É, no entanto, no reforço de uma das dimensões que antes citei - o relacionamento com as instituições comunitárias - que a Europa passa a aparecer de forma mais visível a partir da década de 70 e, com mais óbvia incidência, a partir de 1986. O próprio retomar do tecido europeu de relações bilaterais que o tempo colonial recente havia afectado acaba por se ressentir positivamente deste novo quadro. Porque tem uma vocação estruturante muito própria, progressivamente reforçada no plano político-diplomático e na acção económica externa, a Europa comunitária começa a funcionar, a partir de então, como um cenário de projecção de todas as restantes dimensões sectoriais.
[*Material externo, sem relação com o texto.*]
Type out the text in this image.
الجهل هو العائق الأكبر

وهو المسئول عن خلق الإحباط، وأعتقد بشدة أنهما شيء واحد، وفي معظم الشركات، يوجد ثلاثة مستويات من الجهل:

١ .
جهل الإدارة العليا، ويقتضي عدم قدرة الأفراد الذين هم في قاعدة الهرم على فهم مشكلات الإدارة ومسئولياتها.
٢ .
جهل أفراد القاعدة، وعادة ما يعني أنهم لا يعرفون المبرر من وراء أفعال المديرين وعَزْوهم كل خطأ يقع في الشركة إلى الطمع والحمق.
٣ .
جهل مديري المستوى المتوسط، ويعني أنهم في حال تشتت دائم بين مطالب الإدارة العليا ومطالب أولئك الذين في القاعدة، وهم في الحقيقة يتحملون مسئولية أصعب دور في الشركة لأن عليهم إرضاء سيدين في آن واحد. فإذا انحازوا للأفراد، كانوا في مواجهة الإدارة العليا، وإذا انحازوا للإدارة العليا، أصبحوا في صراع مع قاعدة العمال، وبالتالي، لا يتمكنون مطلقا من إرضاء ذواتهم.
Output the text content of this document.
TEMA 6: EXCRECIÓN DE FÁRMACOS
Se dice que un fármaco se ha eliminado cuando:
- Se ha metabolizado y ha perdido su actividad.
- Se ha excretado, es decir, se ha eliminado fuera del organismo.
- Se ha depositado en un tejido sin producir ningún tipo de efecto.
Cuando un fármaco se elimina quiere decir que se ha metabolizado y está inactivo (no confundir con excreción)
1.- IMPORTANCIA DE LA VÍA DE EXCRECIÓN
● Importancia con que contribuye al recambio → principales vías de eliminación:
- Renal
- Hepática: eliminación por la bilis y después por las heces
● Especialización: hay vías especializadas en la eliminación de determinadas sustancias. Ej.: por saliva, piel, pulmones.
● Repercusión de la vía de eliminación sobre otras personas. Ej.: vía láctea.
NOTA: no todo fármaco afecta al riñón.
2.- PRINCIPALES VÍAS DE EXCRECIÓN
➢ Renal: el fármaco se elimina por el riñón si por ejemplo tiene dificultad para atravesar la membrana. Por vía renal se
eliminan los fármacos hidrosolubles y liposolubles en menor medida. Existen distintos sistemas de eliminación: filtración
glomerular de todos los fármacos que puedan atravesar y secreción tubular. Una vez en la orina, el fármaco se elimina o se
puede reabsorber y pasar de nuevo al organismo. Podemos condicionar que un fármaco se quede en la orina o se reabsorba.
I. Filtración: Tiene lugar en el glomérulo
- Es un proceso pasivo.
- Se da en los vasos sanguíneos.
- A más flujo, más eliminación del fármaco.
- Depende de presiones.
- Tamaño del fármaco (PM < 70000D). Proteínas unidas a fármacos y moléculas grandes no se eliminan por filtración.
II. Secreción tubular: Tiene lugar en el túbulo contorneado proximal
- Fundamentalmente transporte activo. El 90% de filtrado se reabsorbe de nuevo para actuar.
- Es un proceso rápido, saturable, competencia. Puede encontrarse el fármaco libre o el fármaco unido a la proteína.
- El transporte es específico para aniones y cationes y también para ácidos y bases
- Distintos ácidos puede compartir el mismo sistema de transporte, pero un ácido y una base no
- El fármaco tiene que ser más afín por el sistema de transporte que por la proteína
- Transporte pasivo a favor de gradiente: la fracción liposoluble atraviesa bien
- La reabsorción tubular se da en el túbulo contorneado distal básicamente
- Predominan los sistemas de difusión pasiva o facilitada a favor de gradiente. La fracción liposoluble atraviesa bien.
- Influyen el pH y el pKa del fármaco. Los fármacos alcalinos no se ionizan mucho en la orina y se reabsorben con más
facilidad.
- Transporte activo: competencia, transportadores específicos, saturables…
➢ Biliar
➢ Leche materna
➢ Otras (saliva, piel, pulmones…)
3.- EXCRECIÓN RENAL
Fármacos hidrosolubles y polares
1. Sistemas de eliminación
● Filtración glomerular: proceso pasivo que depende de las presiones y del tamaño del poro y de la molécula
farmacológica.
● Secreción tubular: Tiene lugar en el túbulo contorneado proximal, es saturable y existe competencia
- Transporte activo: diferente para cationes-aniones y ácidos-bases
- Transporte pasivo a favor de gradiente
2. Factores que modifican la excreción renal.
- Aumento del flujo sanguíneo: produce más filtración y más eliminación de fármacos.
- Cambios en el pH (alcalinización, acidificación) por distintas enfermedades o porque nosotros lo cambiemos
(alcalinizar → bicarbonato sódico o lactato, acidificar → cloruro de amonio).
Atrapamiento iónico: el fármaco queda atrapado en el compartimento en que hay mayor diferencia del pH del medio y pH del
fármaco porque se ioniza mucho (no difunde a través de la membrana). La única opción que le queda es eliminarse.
A grande, e provavelmente a mais original, característica do modelo de integração europeia, é exactamente essa virtualidade de se ter constituído como um processo federador da diversidade diplomática dos Estados membros, precisamente porque esta mesma diversidade assenta numa lógica comum de interesses e de valores, que, à partida, não deve excluir qualquer das dimensões da política externa dos Estados membros que com ela seja coerente e compatível.

Mas o processo europeu - que, como referi, é em si mesmo estruturante - é também ele próprio gerador de uma dinâmica política que se reflecte sobre todos os Estados membros que o compõem e acaba por se projectar sobre as várias políticas nacionais e fazer partilhar estas de um novo horizonte estratégico comum de interesses. Resta apenas saber se como valor acrescentado ou se como factor limitador.

E aqui a doutrina divide-se, tanto mais que é claro que os efeitos desta nova matriz se não distribuem uniformemente entre os vários Estados membros.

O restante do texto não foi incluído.